NG: How was the show put together? Was it challenging to pick songs out of such a long catalog of music you’ve performed in your career?

LC: I knew which soliloquies I wanted to do. The challenge came because I didn't really have the musical comedy knowledge. I went to Barry Kleinbort, who directs the show and co-created it with me and [pianist] Mark Janas, and said, “this is what I want to do but I need I need help with the music.” Barry is like an encyclopedia of Broadway, so we created this evening together and he was a big help with picking music. I wrote the book, if you will, and it's kind of like a musical memoir of my career if you will.

NG: What made you want to develop a show based around Shakespeare?

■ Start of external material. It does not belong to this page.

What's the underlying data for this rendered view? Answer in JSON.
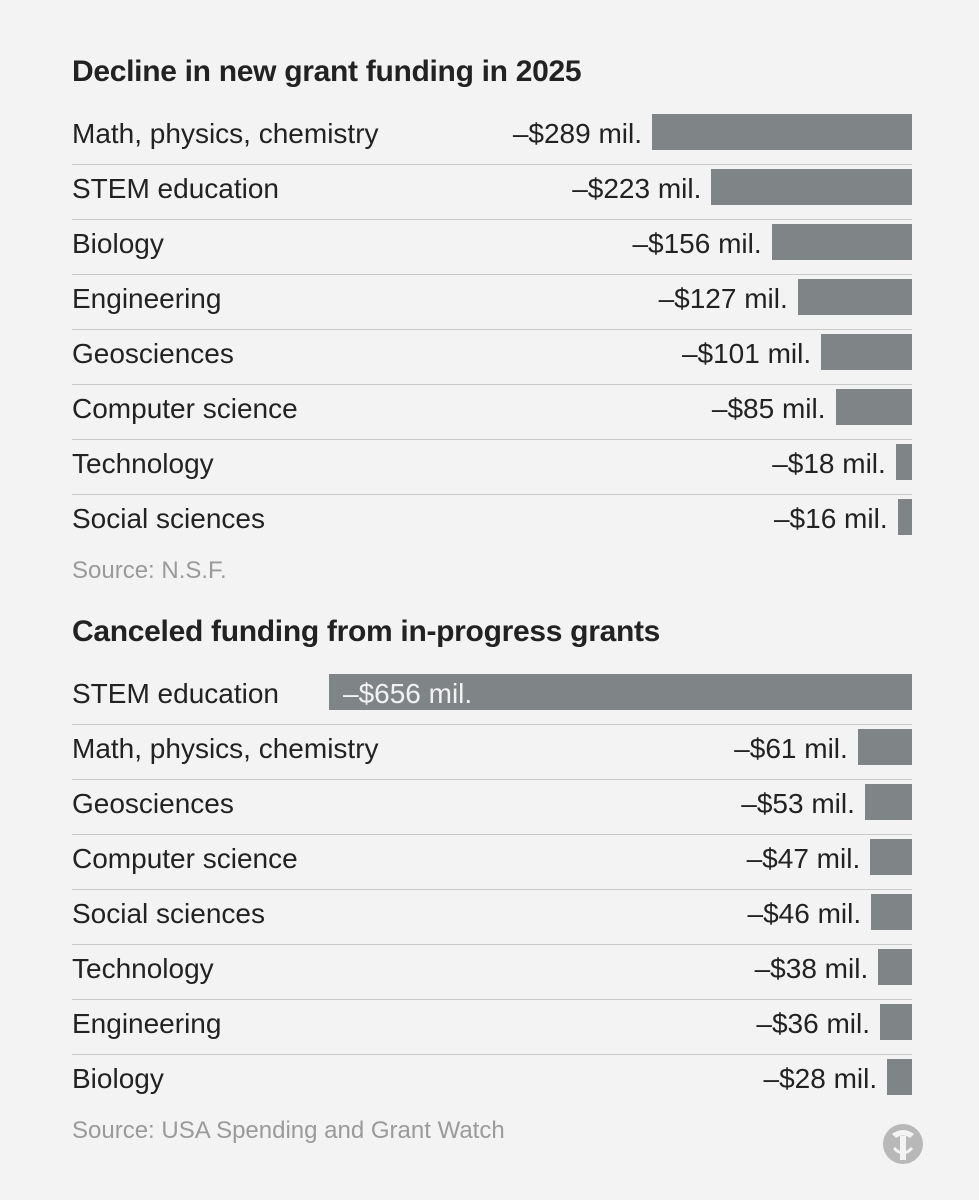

LC: All Shakespeare is music, really. It's all in rhyme or iambic pentameter, some in blank verse. That's kind of why I wanted to do it. Also, I've been on the television show “Blue Bloods” for the last ten years and people think that’s all I do. I had a whole other career, first as a classical actor then as a musical comedy star and later in film. I just wanted to remind and educate people that Pop Reagan doesn’t just do Pop Reagan.